ENHANCED INTERACTION NETWORK VIEWER

The BioGRID Network Viewer has recently undergone substantial revisions in order to improve its functionality for visualizing complex interaction data (Figure 2). Each search result page now has an embedded Javascript-based viewer that leverages the powerful Cytoscape.js platform (71) to display interactive graph-based data representations. A default network layout provides an intuitive overview of the overall topology of the network. In this view, individual nodes represent each protein, gene, or chemical, with the distance from the center of the network proportional to connectivity for each node. Node size is also proportional to the number of interaction partners for that node. Edge colours depict the type of relationship between entities, namely protein–protein, gene–gene, chemical–protein, chemical–gene or chemical–chemical interactions. Edge thickness represents the quantity of evidence in support of the connection, such that the thicker the edge, the more types of evidence support the interaction.
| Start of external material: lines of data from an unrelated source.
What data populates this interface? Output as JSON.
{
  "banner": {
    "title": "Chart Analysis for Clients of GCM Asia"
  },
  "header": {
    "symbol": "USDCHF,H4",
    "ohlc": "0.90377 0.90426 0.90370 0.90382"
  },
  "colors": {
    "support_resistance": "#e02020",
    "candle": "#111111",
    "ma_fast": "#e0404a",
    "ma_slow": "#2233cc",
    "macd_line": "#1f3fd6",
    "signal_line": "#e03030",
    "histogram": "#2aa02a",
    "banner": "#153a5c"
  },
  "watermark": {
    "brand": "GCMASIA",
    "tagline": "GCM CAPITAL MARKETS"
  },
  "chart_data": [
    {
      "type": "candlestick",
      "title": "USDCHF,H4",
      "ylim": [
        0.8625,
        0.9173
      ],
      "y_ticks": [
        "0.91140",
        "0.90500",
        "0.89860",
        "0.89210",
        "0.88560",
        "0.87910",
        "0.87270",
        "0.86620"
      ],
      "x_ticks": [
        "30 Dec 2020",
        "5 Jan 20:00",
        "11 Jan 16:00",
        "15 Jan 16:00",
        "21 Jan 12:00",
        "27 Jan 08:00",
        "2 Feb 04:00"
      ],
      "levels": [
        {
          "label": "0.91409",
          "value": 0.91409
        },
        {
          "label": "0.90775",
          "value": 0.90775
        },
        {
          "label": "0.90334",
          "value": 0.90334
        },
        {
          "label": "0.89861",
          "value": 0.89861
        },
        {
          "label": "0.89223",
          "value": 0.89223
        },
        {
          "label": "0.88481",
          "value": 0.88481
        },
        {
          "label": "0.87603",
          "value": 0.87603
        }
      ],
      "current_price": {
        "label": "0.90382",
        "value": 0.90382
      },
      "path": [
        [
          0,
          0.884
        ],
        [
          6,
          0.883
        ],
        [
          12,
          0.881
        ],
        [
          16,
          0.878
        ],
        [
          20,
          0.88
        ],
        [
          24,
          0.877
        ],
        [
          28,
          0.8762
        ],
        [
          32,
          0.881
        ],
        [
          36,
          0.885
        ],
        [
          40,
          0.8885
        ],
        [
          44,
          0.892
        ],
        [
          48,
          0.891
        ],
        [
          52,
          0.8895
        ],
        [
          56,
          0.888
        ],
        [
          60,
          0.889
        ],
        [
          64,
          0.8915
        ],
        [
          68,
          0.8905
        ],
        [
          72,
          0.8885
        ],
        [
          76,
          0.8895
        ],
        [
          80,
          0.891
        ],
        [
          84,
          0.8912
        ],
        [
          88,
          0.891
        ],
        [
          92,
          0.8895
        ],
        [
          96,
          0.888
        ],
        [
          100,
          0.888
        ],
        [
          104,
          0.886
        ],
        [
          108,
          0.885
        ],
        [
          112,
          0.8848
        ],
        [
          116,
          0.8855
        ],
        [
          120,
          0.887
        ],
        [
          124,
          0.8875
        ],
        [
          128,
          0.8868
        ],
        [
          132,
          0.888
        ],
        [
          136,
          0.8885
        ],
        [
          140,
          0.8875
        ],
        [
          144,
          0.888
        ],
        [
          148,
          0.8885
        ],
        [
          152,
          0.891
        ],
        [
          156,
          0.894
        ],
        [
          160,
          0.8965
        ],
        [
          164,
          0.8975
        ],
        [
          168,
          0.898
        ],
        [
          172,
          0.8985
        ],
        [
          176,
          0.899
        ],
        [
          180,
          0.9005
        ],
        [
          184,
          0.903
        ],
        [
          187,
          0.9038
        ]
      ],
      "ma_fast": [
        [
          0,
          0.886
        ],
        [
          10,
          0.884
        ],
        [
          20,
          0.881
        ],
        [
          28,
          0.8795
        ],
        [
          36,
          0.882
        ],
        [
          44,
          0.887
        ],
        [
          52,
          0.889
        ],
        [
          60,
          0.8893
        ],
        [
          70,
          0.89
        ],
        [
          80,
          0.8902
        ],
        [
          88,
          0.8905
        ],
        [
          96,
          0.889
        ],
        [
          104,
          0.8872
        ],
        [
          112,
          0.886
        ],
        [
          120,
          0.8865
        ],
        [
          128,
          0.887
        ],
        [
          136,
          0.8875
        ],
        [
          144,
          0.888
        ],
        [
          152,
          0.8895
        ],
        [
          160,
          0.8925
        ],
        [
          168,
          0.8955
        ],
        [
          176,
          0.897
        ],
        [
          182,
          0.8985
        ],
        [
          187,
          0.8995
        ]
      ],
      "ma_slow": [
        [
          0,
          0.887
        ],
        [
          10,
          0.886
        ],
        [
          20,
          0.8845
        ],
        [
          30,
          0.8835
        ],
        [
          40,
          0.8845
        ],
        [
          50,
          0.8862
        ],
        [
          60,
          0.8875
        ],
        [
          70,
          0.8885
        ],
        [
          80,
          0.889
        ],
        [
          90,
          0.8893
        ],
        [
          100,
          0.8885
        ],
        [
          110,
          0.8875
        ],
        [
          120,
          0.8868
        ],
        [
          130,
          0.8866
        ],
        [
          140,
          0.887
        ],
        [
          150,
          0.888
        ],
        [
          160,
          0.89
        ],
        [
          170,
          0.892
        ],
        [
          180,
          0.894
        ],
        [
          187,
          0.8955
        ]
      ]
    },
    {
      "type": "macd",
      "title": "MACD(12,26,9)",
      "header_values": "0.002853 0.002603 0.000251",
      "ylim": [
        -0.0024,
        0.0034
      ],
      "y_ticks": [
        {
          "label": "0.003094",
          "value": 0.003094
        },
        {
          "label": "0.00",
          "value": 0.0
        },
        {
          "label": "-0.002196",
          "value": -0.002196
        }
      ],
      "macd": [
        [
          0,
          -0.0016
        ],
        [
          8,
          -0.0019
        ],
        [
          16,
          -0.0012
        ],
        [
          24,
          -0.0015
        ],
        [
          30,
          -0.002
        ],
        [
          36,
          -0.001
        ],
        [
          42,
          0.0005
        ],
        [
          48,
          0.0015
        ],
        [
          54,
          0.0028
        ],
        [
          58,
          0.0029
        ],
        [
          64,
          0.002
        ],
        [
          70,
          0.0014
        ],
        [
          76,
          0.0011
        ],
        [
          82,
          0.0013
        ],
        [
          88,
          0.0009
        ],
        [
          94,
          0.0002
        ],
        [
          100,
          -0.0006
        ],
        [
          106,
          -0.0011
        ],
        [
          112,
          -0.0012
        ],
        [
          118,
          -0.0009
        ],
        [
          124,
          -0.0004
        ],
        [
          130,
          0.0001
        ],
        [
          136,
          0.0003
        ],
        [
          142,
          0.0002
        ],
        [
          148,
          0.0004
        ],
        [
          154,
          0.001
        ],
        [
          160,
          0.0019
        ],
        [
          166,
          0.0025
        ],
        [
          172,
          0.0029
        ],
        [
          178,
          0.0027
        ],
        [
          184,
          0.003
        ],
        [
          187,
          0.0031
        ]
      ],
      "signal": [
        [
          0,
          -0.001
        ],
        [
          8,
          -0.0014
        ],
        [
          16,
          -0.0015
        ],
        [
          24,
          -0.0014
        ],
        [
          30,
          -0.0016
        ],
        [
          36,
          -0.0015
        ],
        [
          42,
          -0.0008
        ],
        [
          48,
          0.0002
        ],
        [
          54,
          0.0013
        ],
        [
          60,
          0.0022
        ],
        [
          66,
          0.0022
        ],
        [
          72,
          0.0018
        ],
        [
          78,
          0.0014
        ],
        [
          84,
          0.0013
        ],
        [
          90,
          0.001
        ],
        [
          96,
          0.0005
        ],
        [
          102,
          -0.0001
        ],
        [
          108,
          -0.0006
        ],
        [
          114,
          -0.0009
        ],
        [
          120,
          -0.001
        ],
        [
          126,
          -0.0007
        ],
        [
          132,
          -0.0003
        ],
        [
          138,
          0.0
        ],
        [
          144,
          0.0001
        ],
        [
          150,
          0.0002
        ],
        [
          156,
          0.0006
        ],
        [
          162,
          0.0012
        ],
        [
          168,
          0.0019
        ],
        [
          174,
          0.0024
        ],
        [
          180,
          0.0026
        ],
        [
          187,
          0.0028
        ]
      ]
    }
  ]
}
All nodes and edges in the network viewer can be dragged by the user to any desired position and can be clicked (or right-clicked or two-finger clicked on a Macintosh computer) to show additional details such as experimental evidence or additional annotation. Individual nodes can be right-clicked (or two-finger clicked) and the option ‘display network’ chosen to generate a new network with the selected node in the center. Each embedded BioGRID network provides several additional built-in layout options that include grid, concentric circles, single circle and arbor views. Users can apply on-the-fly filtering to show or hide specific types of edges and use toggles to increase or decrease experimental evidence thresholds for edge and node visualization. All networks generated with the viewer can be saved as high-resolution PNG images for use in figures for presentation or publication.

Figure 2.

New BioGRID network viewer. (A) The network tab in the ‘Switch View’ menu opens a network view for the selected query gene, as shown for human DHFR. (B) Users may export the network view as a figure file in PNG format, set filters that show or hide interactions, set thresholds for experimental evidence, and select from a number of layout formats. Explanatory text is provided under the help menu. (C) Node and edge colour indicates the interaction type and node size is proportional to its connectivity. In this example, green nodes represent chemicals and blue nodes represent proteins. When common names are not available, compounds are abbreviated by the chemical formula. (D) Yellow edges represent protein interactions, green edges represent genetic interactions, blue edges represent chemical interactions and purple edges represent both protein and genetic interactions.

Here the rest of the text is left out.